A new California court decision is good, but it’s totally inconsistent with established law.
Some background. In print, you can be held liable for re-printing others’ slanderous statements (at this point it becomes libel, or printed defamation). I always thought this was stupid. If I print “so-and-so 1 said so-and-so 2 engages in sick behavior X,” and so-and-so 1 really did say that, my factual assertion is correct. If so-and-so 1′s factual assertion is wrong, only so-and-so 1 should be held accountable.
Thanks to the new decision my opinion will rule California — on the Web only. Michelle Malkin (who’s been defamed herself and crusades for tighter Internet laws) correctly argues that doesn’t make any sense.
According to sfgate.com:
“Because the ruling prohibits lawsuits against someone who publishes another person’s statement on the Internet, he said, a newspaper couldn’t be sued for carrying a libelous quote in its online edition, but could be sued if the libelous statement was made by one of its reporters [as opposed to a source].
…
“Newspapers and publishers can be sued for publishing an author’s libelous statement, although the victim generally must prove at least that the publisher knew or should have known that the statement was false and defamatory.”
The main thing that annoys me is the court’s refusal to distinguish between (A) a poster sued for quoting libel and (B) a provider sued for hosting a comment board on which libel took place.
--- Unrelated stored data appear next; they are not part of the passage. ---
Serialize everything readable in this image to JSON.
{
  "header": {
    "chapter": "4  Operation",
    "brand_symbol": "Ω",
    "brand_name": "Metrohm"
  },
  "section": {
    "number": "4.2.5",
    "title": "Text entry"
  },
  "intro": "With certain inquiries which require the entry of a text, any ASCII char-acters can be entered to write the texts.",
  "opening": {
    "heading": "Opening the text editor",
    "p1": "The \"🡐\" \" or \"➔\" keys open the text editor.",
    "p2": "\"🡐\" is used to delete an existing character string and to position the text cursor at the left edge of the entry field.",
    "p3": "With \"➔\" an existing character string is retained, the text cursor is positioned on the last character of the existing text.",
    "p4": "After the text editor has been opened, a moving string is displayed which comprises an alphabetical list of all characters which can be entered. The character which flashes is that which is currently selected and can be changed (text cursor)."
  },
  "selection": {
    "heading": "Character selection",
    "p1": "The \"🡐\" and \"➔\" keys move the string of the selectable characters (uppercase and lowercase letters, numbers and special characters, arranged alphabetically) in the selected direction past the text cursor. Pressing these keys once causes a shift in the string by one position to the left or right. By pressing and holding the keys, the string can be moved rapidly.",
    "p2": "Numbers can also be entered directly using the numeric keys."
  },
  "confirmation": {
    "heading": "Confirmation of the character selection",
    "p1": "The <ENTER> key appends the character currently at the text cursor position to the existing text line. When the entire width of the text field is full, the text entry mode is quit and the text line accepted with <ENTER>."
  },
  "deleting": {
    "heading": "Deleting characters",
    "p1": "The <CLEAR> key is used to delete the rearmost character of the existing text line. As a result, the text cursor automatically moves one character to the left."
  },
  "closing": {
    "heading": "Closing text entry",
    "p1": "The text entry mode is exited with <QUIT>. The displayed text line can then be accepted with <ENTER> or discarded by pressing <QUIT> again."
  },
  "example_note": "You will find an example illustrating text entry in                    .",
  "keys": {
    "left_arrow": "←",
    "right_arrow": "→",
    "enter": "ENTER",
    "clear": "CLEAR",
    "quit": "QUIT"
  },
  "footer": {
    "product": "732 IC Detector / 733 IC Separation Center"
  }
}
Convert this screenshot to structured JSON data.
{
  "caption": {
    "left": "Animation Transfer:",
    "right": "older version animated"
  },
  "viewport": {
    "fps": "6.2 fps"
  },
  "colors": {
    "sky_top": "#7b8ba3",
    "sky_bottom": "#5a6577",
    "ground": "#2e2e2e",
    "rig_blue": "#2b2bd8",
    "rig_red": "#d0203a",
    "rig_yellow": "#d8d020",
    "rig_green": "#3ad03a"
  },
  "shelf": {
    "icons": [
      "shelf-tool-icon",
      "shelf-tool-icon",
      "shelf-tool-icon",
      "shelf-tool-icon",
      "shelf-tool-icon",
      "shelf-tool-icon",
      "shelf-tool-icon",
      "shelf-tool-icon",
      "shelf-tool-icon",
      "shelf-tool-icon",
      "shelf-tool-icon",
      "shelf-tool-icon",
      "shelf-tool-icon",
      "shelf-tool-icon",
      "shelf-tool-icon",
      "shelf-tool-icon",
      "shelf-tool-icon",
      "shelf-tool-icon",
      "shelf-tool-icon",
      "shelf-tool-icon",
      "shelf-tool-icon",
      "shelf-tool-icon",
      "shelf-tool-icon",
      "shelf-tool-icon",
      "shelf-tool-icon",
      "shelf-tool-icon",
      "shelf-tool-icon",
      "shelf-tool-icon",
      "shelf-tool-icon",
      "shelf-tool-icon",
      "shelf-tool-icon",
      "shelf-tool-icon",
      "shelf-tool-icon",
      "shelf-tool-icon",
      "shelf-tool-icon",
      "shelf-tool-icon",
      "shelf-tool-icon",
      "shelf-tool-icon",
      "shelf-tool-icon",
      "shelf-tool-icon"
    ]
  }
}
It ruled that both are immune, even though (A) is a clear parallel to behavior print journalists can’t get away with. (B) is somewhat similar to a newspaper publisher’s role, but comment boards are much harder to monitor without a lot of staff, and its pretty clear the law in question was meant to protect providers.
From the ruling:
“This appears to be the first published case in which…immunity has been invoked by an individual who had no supervisory role in the operation of the Internet site where allegedly defamatory material appeared, and who thus was clearly not a provider of an ‘interactive computer service’ under the broad definition provided in the CDA…[W]e conclude that Congress employed the term ‘user’ to refer simply to anyone using an interactive computer service, without distinguishing between active and passive use.”
Even the good California court decisions are bad.